English writer and aristocrat (1768–1836)

Henry Digby Beste (1768–1836) was an English writer and aristocrat, who converted to Catholicism. He is seen as a precursor to the Oxford Movement.

==Life==
Beste was born in Lincoln, England on 21 October 1768. His father, Henry Beste, was prebendary of Lincoln Cathedral. His mother, Magdalen, daughter and heiress of Kenelm Digby of North Luffenham in Rutland, claimed to be the representative of the extinct male line of the historic Sir Everard and Sir Kenelm Digby. His father dying in 1782, Henry was sent two years later by his mother to Oxford. He became a commoner of Magdalen College, where he took his B. A. degree in 1788 and his M. A. in 1791. He was afterward elected to a fellowship, which he resigned when the family estates came to him on the death of his mother.

In September 1791, Beste took deacon's orders in the Anglican church, and a little later retired to Lincoln, where he was active as a preacher. Doubts about the spiritual authority of the Established Church sprang up in his mind, which were strengthened by intercourse with Beaumont, then in charge of the small Catholic chapel at Lincoln. As a result, he was received into the Catholic Church by Joseph Hodgson, Vicar-General of the London district, on 26 May 1798.

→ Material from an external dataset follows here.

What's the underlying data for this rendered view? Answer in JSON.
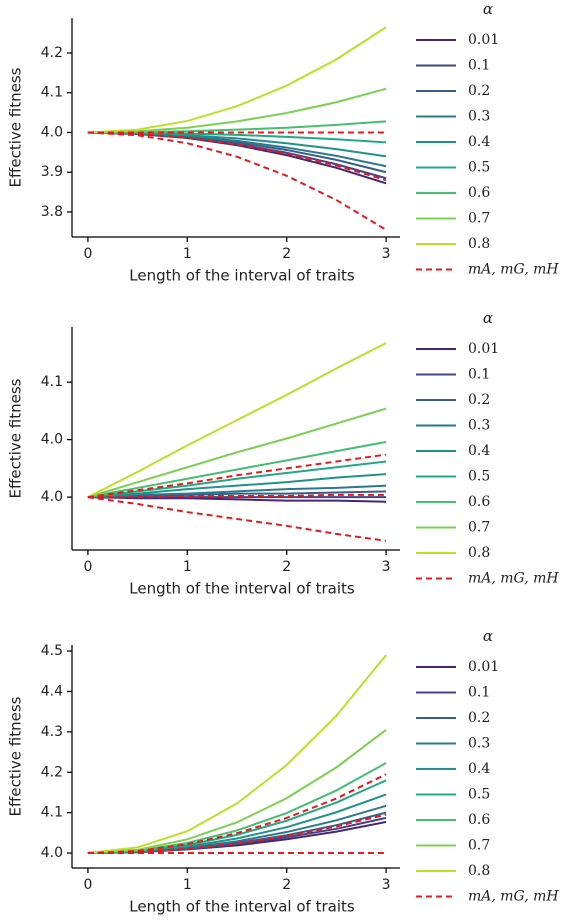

In 1800, he married Sarah, daughter of Edward Sealy, with whom he became the father of the author John Richard Digby Beste (e. g. Modern Society in Rome. A novel, 1856). He died in Brighton on 28 May 1836.

==Works==
Beste's first works were a treatise entitled The Christian Religion briefly defended against the Philosophers and Republicans of France (octavo, 1793) and in the same year a discourse on Priestly Absolution, which was republished in 1874. The latter anticipated some Tractarian arguments and met with commendation from members of the University of Oxford in 1794. After his conversion, Beste became an occasional contributor to Catholic periodicals. He also travelled abroad and spent several years in France and Italy. Cardinal Wiseman met him at Rome in the Jubilee of 1825, and mentions him in his "Last Four Popes" (Boston, 1858, p. 245). In 1826 Beste's English Family's Residence covers that period, preceded by some account of the author's conversion to Catholicism. Two years later he wrote a similar book on his stay in Italy. Ten years after his death appeared his last work, Poverty and the Baronet's Family, a Catholic Story (12mo, 1846).